MLB

Still time for A-Rod to make impact on Yankees season

BOSTON — In 2009, with his hip and reputation damaged, Alex Rodriguez nevertheless delivered a few clarion calls that he was up to something special.

He homered on the very first pitch he saw after coming back from hip surgery in early May and — needing two homers and seven RBIs on the final day of the regular season to again reach 30 homers and 100 RBIs — Rodriguez jammed all of that into the sixth inning against the Rays; a three-run homer and a grand slam.

It spoke to a certain soundness not just of body, but mind that Rodriguez carried into that October; lifted him to the postseason of his life and pretty much the best of anyone’s life — ever. There was a calm around A-Rod, a grace under pressure that had escaped him in his previous Yankees days, even when he was winning MVP awards.

He emerged from a steroid admission and a career-threatening operation smiling through the champagne.

And that is the muscle memory he counts upon now in another season when his body and reputation have taken blows. He has played just four games since July 7. First his right knee needed surgery and now a sprained left thumb keeps him sidelined until at least tomorrow, but probably more likely Friday.
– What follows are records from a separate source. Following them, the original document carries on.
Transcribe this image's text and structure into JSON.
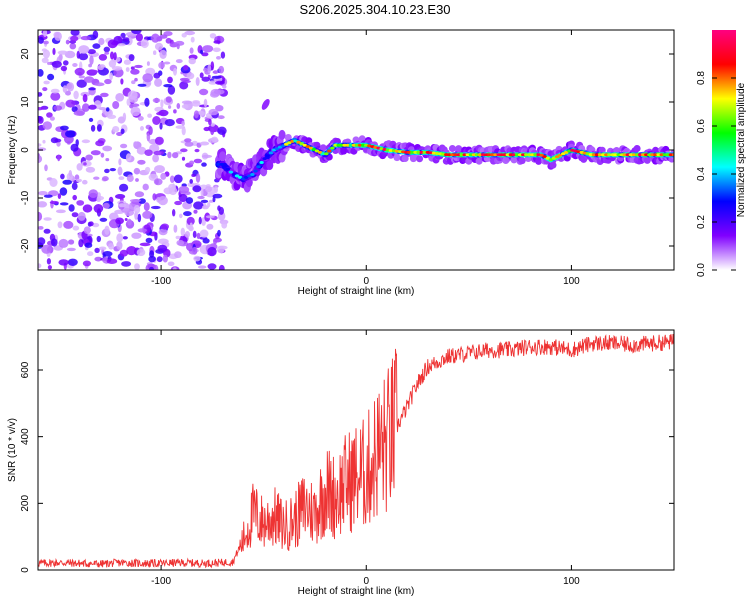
{
  "title": "S206.2025.304.10.23.E30",
  "chart_data": [
    {
      "type": "heatmap",
      "xlabel": "Height of straight line (km)",
      "ylabel": "Frequency (Hz)",
      "xlim": [
        -160,
        150
      ],
      "ylim": [
        -25,
        25
      ],
      "xticks": [
        -100,
        0,
        100
      ],
      "yticks": [
        -20,
        -10,
        0,
        10,
        20
      ],
      "grid": false,
      "colorbar": {
        "label": "Normalized spectral amplitude",
        "range": [
          0,
          1
        ],
        "ticks": [
          "0.0",
          "0.2",
          "0.4",
          "0.6",
          "0.8"
        ],
        "colors": [
          "#ffffff",
          "#8000ff",
          "#0000ff",
          "#00ffff",
          "#00ff00",
          "#ffff00",
          "#ff0000",
          "#ff0080"
        ]
      },
      "noise_region_x": [
        -160,
        -73
      ],
      "ridge": {
        "x": [
          -70,
          -65,
          -60,
          -55,
          -50,
          -45,
          -40,
          -35,
          -30,
          -25,
          -20,
          -15,
          -10,
          -5,
          0,
          10,
          20,
          30,
          40,
          60,
          80,
          85,
          90,
          95,
          100,
          110,
          120,
          130,
          140,
          150
        ],
        "y": [
          -3,
          -5,
          -6,
          -5,
          -2,
          0,
          1,
          2,
          1,
          0,
          -1,
          1,
          1,
          1,
          1,
          0,
          -0.5,
          -0.5,
          -1,
          -1,
          -1,
          -1,
          -2,
          -1,
          0,
          -1,
          -1,
          -1,
          -1,
          -1
        ]
      }
    },
    {
      "type": "line",
      "xlabel": "Height of straight line (km)",
      "ylabel": "SNR (10 * v/v)",
      "xlim": [
        -160,
        150
      ],
      "ylim": [
        0,
        720
      ],
      "xticks": [
        -100,
        0,
        100
      ],
      "yticks": [
        0,
        200,
        400,
        600
      ],
      "color": "#ee3333",
      "grid": false,
      "series": [
        {
          "name": "SNR",
          "x": [
            -160,
            -150,
            -140,
            -130,
            -120,
            -110,
            -100,
            -90,
            -80,
            -70,
            -65,
            -60,
            -55,
            -50,
            -45,
            -40,
            -35,
            -30,
            -25,
            -20,
            -15,
            -10,
            -5,
            0,
            5,
            10,
            15,
            20,
            25,
            30,
            40,
            50,
            60,
            70,
            80,
            90,
            100,
            110,
            120,
            130,
            140,
            150
          ],
          "y": [
            20,
            22,
            20,
            18,
            22,
            20,
            20,
            22,
            20,
            22,
            25,
            90,
            170,
            140,
            160,
            130,
            150,
            190,
            170,
            240,
            220,
            260,
            280,
            290,
            350,
            380,
            430,
            490,
            560,
            610,
            640,
            650,
            660,
            660,
            670,
            670,
            660,
            680,
            680,
            675,
            680,
            685
          ]
        }
      ]
    }
  ]
}
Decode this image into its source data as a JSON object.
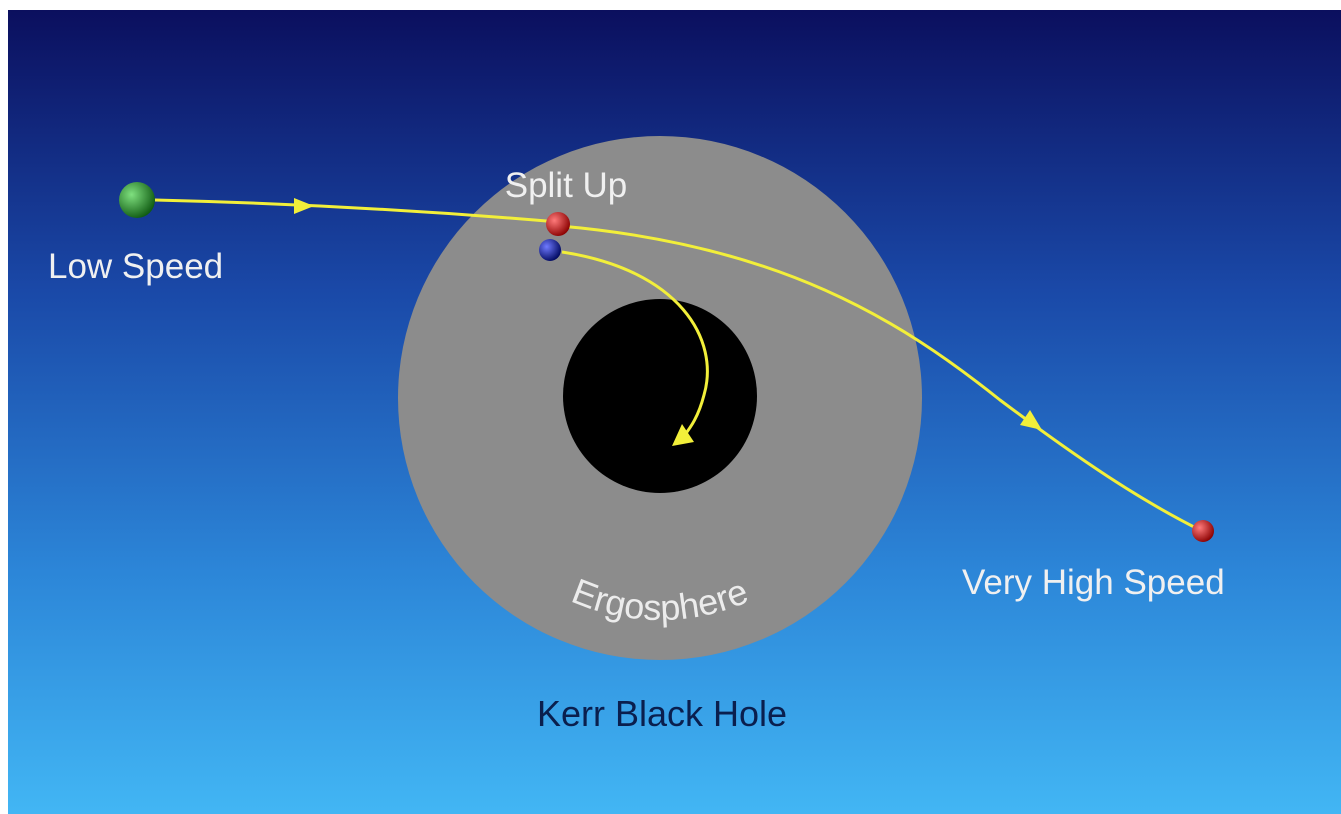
{
  "labels": {
    "split": "Split Up",
    "low": "Low Speed",
    "high": "Very High Speed",
    "ergosphere": "Ergosphere",
    "title": "Kerr Black Hole"
  }
}
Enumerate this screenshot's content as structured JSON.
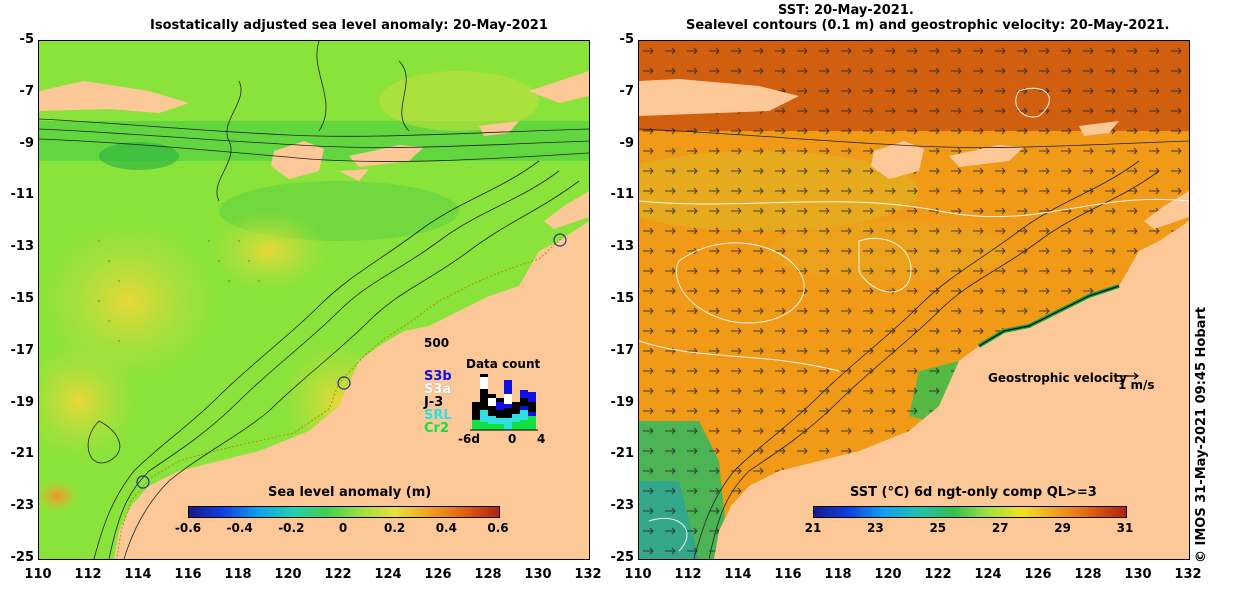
{
  "left_title": "Isostatically adjusted sea level anomaly: 20-May-2021",
  "right_title": {
    "line1": "SST: 20-May-2021.",
    "line2": "Sealevel contours (0.1 m) and geostrophic velocity: 20-May-2021."
  },
  "y_ticks": [
    "-5",
    "-7",
    "-9",
    "-11",
    "-13",
    "-15",
    "-17",
    "-19",
    "-21",
    "-23",
    "-25"
  ],
  "x_ticks": [
    "110",
    "112",
    "114",
    "116",
    "118",
    "120",
    "122",
    "124",
    "126",
    "128",
    "130",
    "132"
  ],
  "left_colorbar": {
    "title": "Sea level anomaly (m)",
    "labels": [
      "-0.6",
      "-0.4",
      "-0.2",
      "0",
      "0.2",
      "0.4",
      "0.6"
    ]
  },
  "right_colorbar": {
    "title": "SST (°C) 6d ngt-only comp QL>=3",
    "labels": [
      "21",
      "23",
      "25",
      "27",
      "29",
      "31"
    ]
  },
  "data_count": {
    "title": "Data count",
    "max_label": "500",
    "axis_labels": [
      "-6d",
      "0",
      "4"
    ],
    "missions": [
      {
        "name": "S3b",
        "color": "#1010e0"
      },
      {
        "name": "S3a",
        "color": "#ffffff"
      },
      {
        "name": "J-3",
        "color": "#000000"
      },
      {
        "name": "SRL",
        "color": "#30e0e0"
      },
      {
        "name": "Cr2",
        "color": "#10e040"
      }
    ]
  },
  "velocity_legend": {
    "label": "Geostrophic velocity",
    "scale": "1 m/s"
  },
  "credit": "© IMOS 31-May-2021 09:45 Hobart",
  "colors": {
    "land": "#fcc898",
    "sla_ocean": "#7ee03a",
    "sst_ocean": "#f09a18",
    "sst_north": "#d06010"
  }
}
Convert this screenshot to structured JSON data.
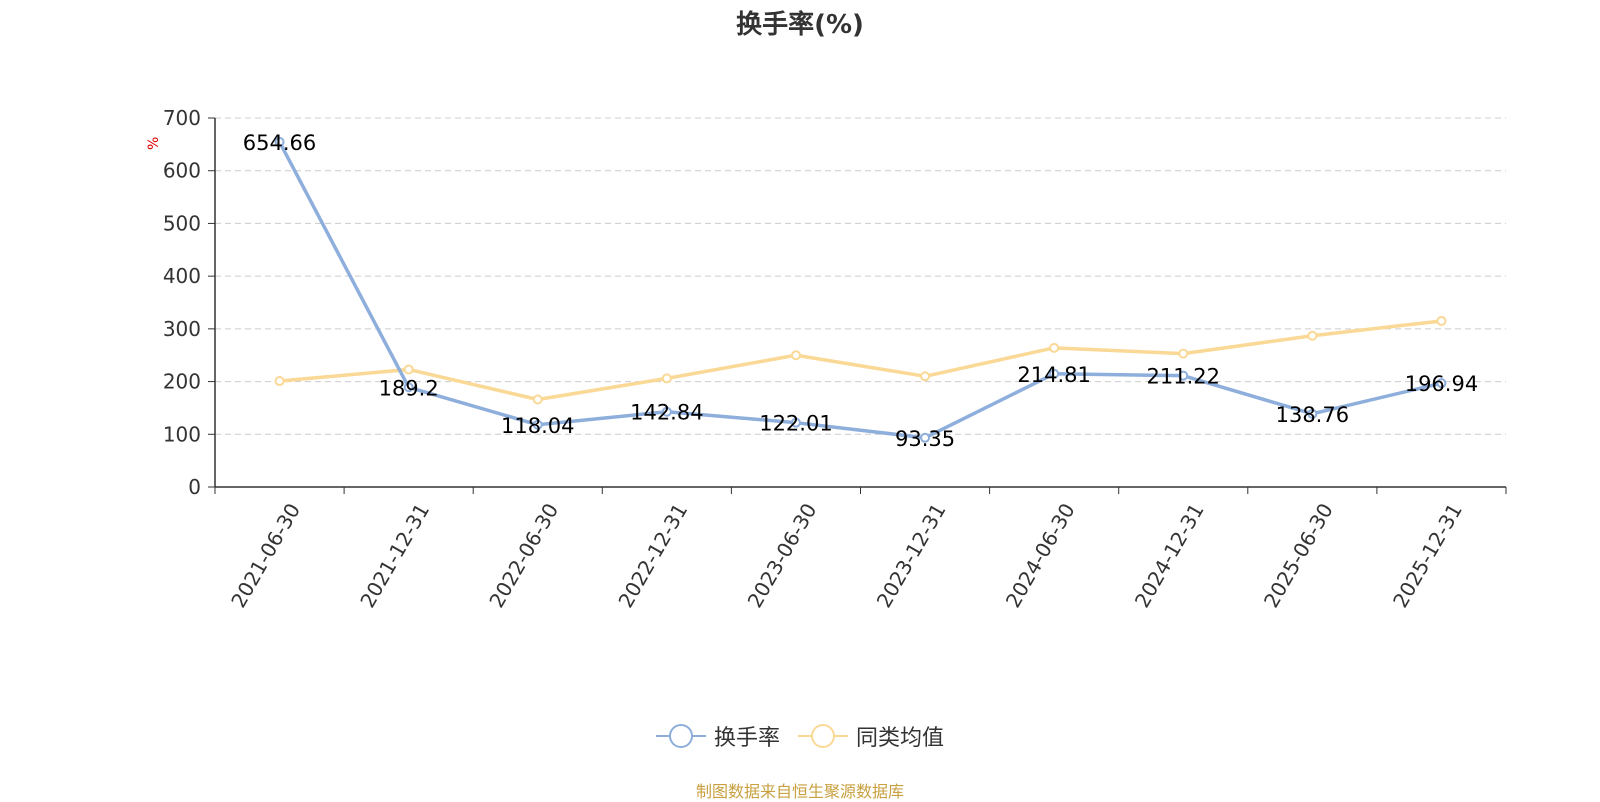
{
  "title": "换手率(%)",
  "unit": "%",
  "source_note": "制图数据来自恒生聚源数据库",
  "colors": {
    "series1": "#8eaedc",
    "series2": "#fad895",
    "source": "#c8a040",
    "grid": "#cccccc",
    "axis": "#333333"
  },
  "chart_data": {
    "type": "line",
    "title": "换手率(%)",
    "ylabel": "%",
    "ylim": [
      0,
      700
    ],
    "yticks": [
      0,
      100,
      200,
      300,
      400,
      500,
      600,
      700
    ],
    "grid": true,
    "legend_position": "bottom",
    "categories": [
      "2021-06-30",
      "2021-12-31",
      "2022-06-30",
      "2022-12-31",
      "2023-06-30",
      "2023-12-31",
      "2024-06-30",
      "2024-12-31",
      "2025-06-30",
      "2025-12-31"
    ],
    "series": [
      {
        "name": "换手率",
        "values": [
          654.66,
          189.2,
          118.04,
          142.84,
          122.01,
          93.35,
          214.81,
          211.22,
          138.76,
          196.94
        ],
        "labels": [
          "654.66",
          "189.2",
          "118.04",
          "142.84",
          "122.01",
          "93.35",
          "214.81",
          "211.22",
          "138.76",
          "196.94"
        ]
      },
      {
        "name": "同类均值",
        "values": [
          201,
          223,
          166,
          206,
          250,
          210,
          264,
          253,
          287,
          315
        ]
      }
    ]
  }
}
These days he has to talk about his involvement in bygone poker games as much as his baseball games.

There will be no baseball miracle finish this year to allow him to extend what is now a major league record 13 straight years with 30 homers and 100 RBIs. He probably will go into the last game of the regular season needing about 12 homers and 35 RBIs, and because A.J. Burnett is his teammate not his opponent, we can safely assume he will fall short of his familiar standards.

So Rodriguez’s focus has shifted to what he believes he still can swing for; notably finalizing a Yankees playoff berth in September, doing more damage in October.

“I could put a stamp on my season by what I do the next two months,” Rodriguez said last night, standing near the third-base line about 45 minutes before the Yankees’ 5-2 victory over the Red Sox, a game in which he did not play. “This is New York, in the end it will be about winning. What is in front of us is what counts the most.”

Paul O’Neill used to say all the time that winning a championship allows everyone on a team to claim a positive year; to delineate the elements that helped bring ultimate victory. This is where Rodriguez is now. His left thumb is wrapped and he needed a cortisone shot Monday. He took groundballs last night and sees the “hidden message” that the extra time off is benefiting his surgically repaired leg.

He used the word “miserable” to describe sitting and watching so much, but yet in a private moment he calls this all just “a little bump in the road.”

And, really, in the big picture this is such an important factor for not just A-Rod, but the Yankees. He is 36 now and still has six years left on the largest contract in baseball history. Rodriguez insists his injuries this year are freak and not reflective of age, though he does concede that the healing took longer than in his iron-man youth.

“I really hope not,” Rodriguez said about his age being at the center of his problems. “I don’t think so. I think these are injuries that could happen to anyone.”

But, of course, they happened to the lightning rod of the game; a player whose mere name conjures controversy as readily as baseball exploits. This is his life and Rodriguez has grown more comfortable accepting it since 2009, moving through the slingshots that come with being him.

And this is where he puts his heart and beliefs now. That he is stronger mentally and the time off is making him stronger physically to do cleanup damage in the highest-profile games. He cannot go 30-100, and is running out of time for even regular-season dramatics. Yet he remains intrinsically tied to where the Yankees want to go.

“I am glad we are not pushing him to play right now,” Mark Teixeira said. “We may win a division without A-Rod, but it is going to be hard to win a World Series without him.”